I knew the latter was true; all my older relatives were taking either diabetes or blood pressure medicines. There was no way around it, he drew blood using new, sterile needles and a gentle touch.
Finally, we were back in the car and speeding towards Baghdad. It had taken us close to four hours to get through the border proceedings.

Once you crossed the border into Iraq, everything was noticeably much cheaper. The Jordanian drivers fill up on gas from Iraq to sell on their side. The restaurants that we came upon on the Iraqi side were just as clean and friendly, serving tastier and cheaper food, but with even dirtier bathrooms. On this side we felt compelled to sit in the family area. It didn’t seem appropriate to sit anywhere else. Even in these highway towns where people are more accustomed to seeing western foreigners or other Arab visitors, I started to feel how isolated Iraq had become. People stare not out of hostility or rudeness, but because there is something different to look at.

We attracted their looks while dressed conservatively, but not wearing the hijab. A hijab-wearing woman is pious and God-fearing and should elicit a bit of guilt by the unscrupulous onlooker whereas I don’t think the same applies to non-covered women. The word for non-hijab wearers, safour, stems from the word uncovered, unprotected. In our case, there is another dissimilarity, slight to some but more noticeable to others. It’s the nuances that come from living more than twenty plus years abroad. Whether it is as subtle as a look, like a rolling of the eyes, a stare back, or a body gesture, like the shrugging of the shoulders or as obvious as clothing or accessories, it certainly comes across and beckons to be noted.
The highway on the Iraqi side is two lanes, freshly paved, and more prone to faster driving.
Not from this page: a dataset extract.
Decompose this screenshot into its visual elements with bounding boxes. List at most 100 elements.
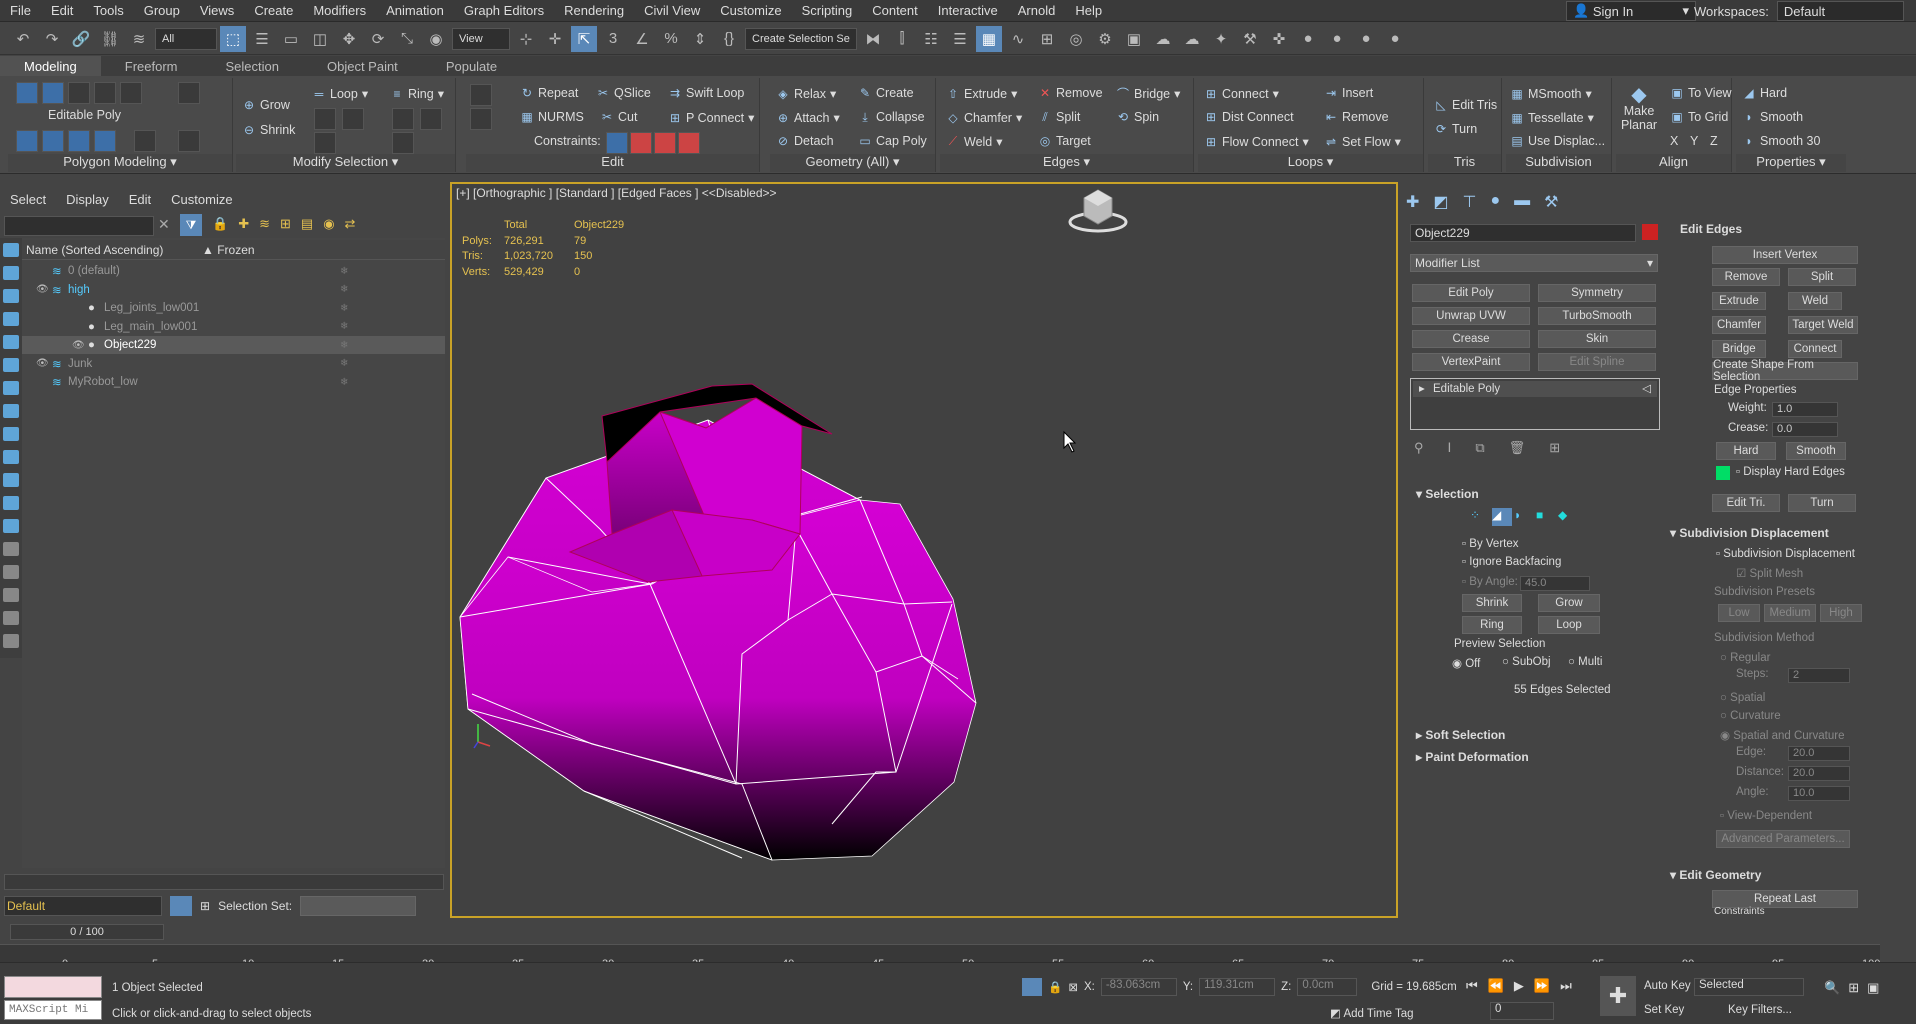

The desert is just the same; an endless expanse that seems to go to infinitely. As when you look out at an ocean, there is no end in sight.

My eyes play tricks on me; I think I see a shifting blueness, a watery-like haze in the distance. The wind was loud, a furious lapping against the windows that won’t let up. Mohammed decides to turn off the air conditioning for a while so his car ‘can rest.’ We are forced to have the windows down to let in some badly needed air; what we get instead is sand that settles in our hair, clothes and teeth. We put towels on the windows to shield us from the sun’s rays. We were sitting too closely together in the back of the car, and becoming even more overheated. With the wind blowing in our face, it’s sound alone made it hard to talk, we sat inhaling Mohammed’s cigarette smoke and suffering.
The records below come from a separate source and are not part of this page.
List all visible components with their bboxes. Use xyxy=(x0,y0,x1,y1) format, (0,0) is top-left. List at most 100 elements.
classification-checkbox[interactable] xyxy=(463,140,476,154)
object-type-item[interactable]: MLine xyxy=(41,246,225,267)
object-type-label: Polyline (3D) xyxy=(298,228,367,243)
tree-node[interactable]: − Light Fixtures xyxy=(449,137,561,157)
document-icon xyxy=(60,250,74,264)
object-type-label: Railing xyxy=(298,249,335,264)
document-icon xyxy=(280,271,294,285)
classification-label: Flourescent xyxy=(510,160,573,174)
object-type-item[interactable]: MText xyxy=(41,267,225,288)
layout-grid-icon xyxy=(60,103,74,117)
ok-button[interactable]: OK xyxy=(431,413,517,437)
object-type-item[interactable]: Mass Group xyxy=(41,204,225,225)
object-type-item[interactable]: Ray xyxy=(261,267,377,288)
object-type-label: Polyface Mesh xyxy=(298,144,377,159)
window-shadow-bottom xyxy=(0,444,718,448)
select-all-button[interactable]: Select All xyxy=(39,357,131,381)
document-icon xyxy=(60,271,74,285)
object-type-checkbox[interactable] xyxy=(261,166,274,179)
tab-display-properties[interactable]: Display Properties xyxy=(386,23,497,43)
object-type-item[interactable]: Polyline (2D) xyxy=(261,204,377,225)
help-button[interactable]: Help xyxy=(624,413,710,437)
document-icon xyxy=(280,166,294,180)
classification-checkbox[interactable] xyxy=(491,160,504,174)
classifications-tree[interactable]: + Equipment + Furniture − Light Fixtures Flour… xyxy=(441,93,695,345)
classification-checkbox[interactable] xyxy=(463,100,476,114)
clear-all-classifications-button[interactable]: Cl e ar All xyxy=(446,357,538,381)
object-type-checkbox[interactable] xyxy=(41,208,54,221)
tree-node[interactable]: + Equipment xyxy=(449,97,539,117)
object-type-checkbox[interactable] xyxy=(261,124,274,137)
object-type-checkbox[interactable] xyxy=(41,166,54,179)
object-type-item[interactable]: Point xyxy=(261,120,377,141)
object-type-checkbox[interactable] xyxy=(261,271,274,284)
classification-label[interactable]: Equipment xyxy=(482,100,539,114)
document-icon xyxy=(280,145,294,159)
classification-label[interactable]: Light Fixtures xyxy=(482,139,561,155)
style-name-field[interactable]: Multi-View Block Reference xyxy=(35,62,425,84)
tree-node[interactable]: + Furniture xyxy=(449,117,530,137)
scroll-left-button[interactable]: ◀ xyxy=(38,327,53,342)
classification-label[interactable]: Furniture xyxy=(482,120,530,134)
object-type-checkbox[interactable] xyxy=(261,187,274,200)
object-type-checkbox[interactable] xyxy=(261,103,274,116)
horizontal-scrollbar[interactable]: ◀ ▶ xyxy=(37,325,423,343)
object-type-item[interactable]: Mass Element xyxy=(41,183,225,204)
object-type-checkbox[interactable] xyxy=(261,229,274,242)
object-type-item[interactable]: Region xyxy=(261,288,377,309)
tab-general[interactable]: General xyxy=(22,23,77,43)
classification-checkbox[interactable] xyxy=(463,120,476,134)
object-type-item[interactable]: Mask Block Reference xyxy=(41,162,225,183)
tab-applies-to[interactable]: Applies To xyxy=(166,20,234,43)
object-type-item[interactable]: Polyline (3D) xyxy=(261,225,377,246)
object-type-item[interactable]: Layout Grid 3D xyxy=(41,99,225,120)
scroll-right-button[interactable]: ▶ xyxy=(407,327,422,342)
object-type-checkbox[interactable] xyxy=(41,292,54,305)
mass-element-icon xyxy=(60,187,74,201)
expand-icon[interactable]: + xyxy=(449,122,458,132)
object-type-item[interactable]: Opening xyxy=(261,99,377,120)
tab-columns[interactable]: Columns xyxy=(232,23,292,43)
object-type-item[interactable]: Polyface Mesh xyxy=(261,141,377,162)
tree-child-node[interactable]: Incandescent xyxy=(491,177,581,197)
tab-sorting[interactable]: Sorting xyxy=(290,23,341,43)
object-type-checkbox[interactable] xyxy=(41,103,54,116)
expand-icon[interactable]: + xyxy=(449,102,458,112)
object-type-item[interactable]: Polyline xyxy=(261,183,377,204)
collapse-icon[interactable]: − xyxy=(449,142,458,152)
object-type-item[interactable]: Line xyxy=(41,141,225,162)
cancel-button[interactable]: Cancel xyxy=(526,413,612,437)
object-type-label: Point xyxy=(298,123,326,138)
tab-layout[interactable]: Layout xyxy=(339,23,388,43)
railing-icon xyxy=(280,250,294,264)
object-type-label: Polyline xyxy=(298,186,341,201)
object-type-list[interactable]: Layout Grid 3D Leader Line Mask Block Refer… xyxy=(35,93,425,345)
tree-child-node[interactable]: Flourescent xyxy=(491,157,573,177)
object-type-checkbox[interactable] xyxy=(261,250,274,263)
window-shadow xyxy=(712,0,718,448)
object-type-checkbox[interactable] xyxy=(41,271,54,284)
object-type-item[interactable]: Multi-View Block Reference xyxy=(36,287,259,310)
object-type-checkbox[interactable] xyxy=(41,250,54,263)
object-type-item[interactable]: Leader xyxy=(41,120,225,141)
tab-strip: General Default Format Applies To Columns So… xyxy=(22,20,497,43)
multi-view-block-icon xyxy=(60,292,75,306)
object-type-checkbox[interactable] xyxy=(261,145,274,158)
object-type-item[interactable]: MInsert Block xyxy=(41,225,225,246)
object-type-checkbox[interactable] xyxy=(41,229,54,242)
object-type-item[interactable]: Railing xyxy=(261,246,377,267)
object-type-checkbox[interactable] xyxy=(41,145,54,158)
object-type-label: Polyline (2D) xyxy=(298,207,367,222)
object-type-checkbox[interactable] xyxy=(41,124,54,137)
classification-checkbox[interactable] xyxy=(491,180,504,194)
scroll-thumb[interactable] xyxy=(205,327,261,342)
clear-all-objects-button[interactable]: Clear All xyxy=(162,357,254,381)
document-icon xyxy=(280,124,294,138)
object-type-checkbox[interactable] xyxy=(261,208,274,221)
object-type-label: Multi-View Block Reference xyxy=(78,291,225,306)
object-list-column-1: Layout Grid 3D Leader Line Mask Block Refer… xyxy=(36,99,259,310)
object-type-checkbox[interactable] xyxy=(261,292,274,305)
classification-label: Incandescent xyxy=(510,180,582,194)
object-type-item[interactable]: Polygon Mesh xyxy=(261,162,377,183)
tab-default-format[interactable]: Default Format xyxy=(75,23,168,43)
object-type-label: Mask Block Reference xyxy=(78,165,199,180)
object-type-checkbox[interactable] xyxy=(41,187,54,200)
Every once in a while, we saw Bedouin tents surrounded by camels and goats, scattered throughout the desert. I can’t imagine how the Bedouins live, dealing with these sand storms and heat all the time. I saw them dressed in layers of clothing and tending to their herd on this very hot afternoon. They didn’t even bother with the passing cars, only occasionally glancing to look from a distance. Parked next to some of the tents were modern pick-up trucks that seemed out of place in this setting. I was curious to peek into a tent, to see what it looked like, how it’s divided, where they sleep, cook and sit. Half-jokingly I asked Mohammed if we could stop and visit.

He was quick to answer, “They aren’t museum pieces you know, and they wouldn’t like it.” Looking at us through his rear view mirror, he added, “Plus they are hostile to strangers.”

Part of the journey is over and the greater part is yet to begin.